Frèdelin Leroux fils
(L’Actualité langagière, volume 3, numéro 3, 2006, page 18)

La crise n’a pas épargné ce lieu de rêve, couru à l’année longue.
(Véra Murray, Le Devoir, 1.6.92)

Les défenseurs de la langue font un métier ingrat. Ils doivent souvent avoir l’impression de prêcher dans le désert. Ou de semer sur l’onde (comme dit le poète). Ils s’époumonent depuis des années à nous rappeler qu’il ne faut pas dire à l’année longue, par exemple, mais nous continuons de faire la sourde oreille.

Nous disons aussi, bien sûr, à la journée longue. Et on voit même à la semaine longue, mais moins fréquemment. La plupart des ouvrages recommandent de dire à longueur d’année/de journée/de semaine. Évidemment, comme l’indique Guy Bertrand1, il y a d’autres façons d’exprimer la même idée : toute la journée, l’année durant, voire à cœur de semaine. Bien que cette dernière tournure soit considérée comme vieillie, « on aurait tort de ne pas l’utiliser », ajoute-t-il. On trouve en effet à cœur de journée dans le Littré, avec une citation de Saint-Simon. Je ne l’ai vue nulle part ailleurs, sauf dans le Harrap’s français-anglais, et seulement depuis l’édition de 2001. De fait, le Harrap’s donne « à cœur de jour », et d’après les occurrences sur Internet, c’est le tour que nous préférons dans une proportion de neuf pour un.

Malgré les mises en garde de nos grammairiens et chroniqueurs de langue, je dois confesser que j’ai un petit faible pour à l’année longue. Cela tient peut-être en partie au fait que nul autre que le très peu laxiste auteur du Dictionnaire des difficultés de la langue française au Canada l’a déjà employée2. C’était en 1959! Et l’encre du journal était à peine sèche que Dagenais se faisait rabrouer tout aussi sec par une lectrice indignée : « c’est choquant de l’entendre dire par nos gens instruits ». L’accusé répondra qu’il n’est pas convaincu que c’est une faute. Il trouve l’expression « bien construite », et se demande s’il ne s’agirait pas plutôt d’un « vieux provincialisme », car des Français lui auraient affirmé qu’on disait encore dans certaines régions du centre de la France « bavarder à la journée longue ».

Un an plus tard, de retour d’un voyage en France où il n’a trouvé aucune trace de cette locution, Dagenais se résignera à la ranger parmi les canadianismes. Mais il s’est peut-être repenti un peu vite. Irène de Buisseret3, par exemple, qualifie la tournure de « rustique » ou « villageoise ». Ce qui pourrait laisser penser qu’elle y voit aussi un provincialisme.

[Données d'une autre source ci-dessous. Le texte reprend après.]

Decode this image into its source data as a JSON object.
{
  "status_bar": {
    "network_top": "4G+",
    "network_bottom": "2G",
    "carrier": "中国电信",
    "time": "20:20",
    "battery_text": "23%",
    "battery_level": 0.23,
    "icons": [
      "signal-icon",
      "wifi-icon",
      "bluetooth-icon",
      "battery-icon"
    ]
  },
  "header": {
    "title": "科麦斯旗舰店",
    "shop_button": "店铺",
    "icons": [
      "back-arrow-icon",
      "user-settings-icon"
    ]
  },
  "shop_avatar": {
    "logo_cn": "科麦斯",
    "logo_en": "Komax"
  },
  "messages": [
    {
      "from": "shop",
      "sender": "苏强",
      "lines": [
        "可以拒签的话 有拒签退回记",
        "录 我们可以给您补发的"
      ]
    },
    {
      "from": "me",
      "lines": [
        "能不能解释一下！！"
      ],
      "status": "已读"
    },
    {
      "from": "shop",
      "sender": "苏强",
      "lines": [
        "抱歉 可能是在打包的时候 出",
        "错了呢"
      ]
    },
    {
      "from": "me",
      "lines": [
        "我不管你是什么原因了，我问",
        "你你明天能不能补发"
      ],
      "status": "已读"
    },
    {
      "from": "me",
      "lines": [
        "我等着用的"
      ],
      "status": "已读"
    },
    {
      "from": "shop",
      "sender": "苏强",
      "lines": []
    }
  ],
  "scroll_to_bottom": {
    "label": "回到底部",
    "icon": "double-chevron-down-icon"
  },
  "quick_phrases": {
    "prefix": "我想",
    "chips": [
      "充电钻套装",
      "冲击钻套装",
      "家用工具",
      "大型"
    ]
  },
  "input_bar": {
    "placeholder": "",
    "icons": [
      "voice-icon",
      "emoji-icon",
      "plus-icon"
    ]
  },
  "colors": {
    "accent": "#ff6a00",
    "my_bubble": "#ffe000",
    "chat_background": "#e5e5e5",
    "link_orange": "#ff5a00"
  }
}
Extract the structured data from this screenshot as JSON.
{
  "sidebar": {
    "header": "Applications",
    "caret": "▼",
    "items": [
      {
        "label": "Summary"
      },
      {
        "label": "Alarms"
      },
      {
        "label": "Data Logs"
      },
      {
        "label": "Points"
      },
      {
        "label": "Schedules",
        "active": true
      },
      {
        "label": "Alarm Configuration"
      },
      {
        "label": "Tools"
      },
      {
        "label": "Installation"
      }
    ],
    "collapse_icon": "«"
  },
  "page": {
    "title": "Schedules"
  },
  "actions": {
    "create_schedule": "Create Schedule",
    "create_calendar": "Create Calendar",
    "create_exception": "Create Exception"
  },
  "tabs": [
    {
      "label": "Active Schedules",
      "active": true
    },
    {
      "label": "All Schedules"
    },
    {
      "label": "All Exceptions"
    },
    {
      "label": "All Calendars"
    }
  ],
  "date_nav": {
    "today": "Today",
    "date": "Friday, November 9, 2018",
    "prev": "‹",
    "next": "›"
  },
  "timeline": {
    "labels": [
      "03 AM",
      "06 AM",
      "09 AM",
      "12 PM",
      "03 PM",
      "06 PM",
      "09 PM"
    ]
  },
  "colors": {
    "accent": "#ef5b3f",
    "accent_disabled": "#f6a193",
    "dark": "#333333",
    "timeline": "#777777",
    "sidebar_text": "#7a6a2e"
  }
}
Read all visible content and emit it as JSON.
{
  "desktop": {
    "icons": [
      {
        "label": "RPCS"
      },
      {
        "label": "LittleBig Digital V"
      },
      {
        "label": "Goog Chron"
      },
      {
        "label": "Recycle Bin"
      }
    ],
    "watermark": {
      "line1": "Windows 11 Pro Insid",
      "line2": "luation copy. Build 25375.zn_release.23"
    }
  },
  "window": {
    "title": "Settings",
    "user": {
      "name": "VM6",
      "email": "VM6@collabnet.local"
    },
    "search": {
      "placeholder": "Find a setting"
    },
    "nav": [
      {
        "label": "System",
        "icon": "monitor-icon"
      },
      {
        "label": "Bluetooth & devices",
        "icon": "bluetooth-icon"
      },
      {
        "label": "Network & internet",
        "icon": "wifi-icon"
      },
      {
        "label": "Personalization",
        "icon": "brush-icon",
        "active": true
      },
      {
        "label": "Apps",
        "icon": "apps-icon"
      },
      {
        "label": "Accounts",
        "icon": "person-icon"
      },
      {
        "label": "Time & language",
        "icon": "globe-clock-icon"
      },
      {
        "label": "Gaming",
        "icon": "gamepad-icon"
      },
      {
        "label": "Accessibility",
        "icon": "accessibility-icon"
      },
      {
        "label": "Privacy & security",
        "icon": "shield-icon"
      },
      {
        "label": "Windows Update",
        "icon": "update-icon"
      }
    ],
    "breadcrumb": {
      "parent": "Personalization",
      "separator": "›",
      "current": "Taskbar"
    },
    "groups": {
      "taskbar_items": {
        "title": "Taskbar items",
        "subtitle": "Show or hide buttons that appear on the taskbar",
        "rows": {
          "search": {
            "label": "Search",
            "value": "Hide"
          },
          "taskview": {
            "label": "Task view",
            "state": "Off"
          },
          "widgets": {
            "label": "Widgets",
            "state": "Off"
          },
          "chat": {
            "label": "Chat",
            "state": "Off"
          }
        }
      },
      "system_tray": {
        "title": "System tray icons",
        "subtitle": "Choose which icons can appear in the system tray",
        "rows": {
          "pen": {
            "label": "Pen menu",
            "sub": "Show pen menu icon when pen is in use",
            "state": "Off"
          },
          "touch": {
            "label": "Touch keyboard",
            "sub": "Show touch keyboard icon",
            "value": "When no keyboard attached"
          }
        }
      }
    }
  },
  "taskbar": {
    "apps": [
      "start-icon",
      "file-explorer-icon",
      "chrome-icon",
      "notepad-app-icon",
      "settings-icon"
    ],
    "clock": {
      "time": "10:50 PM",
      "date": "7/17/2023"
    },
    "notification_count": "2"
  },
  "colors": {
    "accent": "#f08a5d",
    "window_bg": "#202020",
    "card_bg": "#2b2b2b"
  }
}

D’après un autre ouvrage4, c’est un archaïsme.

Mais dès 1957, Bélisle5 en fait un canadianisme, comme Dulong6 trente ans plus tard. Entre-temps, le Petit Guérin express (1985) lui accole l’étiquette de québécisme. Deux ouvrages non québécois enregistrent l’expression comme canadianisme. En 1975, le Dictionnaire du français vivant7 la donne, en annexe, dans une liste de canadianismes établie par deux professeurs de Montréal. Et on la rencontre dans les dernières éditions du Harrap’s, mais dans la partie français-anglais seulement. Aucun n’y voit l’influence de l’anglais. Ou ne prend la peine de le signaler.

Ceux qui y voient un calque (« all year long ») sont encore plus nombreux : Robert Dubuc8, Louis-Paul Béguin9, Marie-Éva de Villers10, le Colpron11, le DQA12, Lionel Meney13, Jean Forest14, et j’en passe. Mais je ne suis pas absolument convaincu que ce soit le cas. Car j’en ai trouvé deux exemples ailleurs que chez nous. Dans la Grande Encyclopédie Larousse, Paul Claval, professeur à l’Université de Paris-IV, écrit : « les Canaries offrent des séjours à l’année longue ». Et un historien, Robert Mandrou, emploie une tournure à peine différente : « la côte Atlantique, ouverte sur la mer en année longue » (j’ai malheureusement perdu la source). Ces citations datent de 1976 et 1971. Où ces auteurs sont-ils aller pêcher ça? Chez nous? Mystère.

Que ce soit un canado-québécisme ou un anglicisme, il serait intéressant de savoir depuis quand nous l’employons. J’aurais donné trois exemplaires de mes Mots de tête pour trouver une citation du 19e siècle, ou du début du 20e à la rigueur, mais nous devrons nous contenter d’exemples plus récents. Sur Internet, on trouve plus de 48 000 occurrences, dont une bonne cinquantaine du Journal des débats de la Chambre des communes, et presque sept fois plus de celui de l’Assemblée nationale du Québec.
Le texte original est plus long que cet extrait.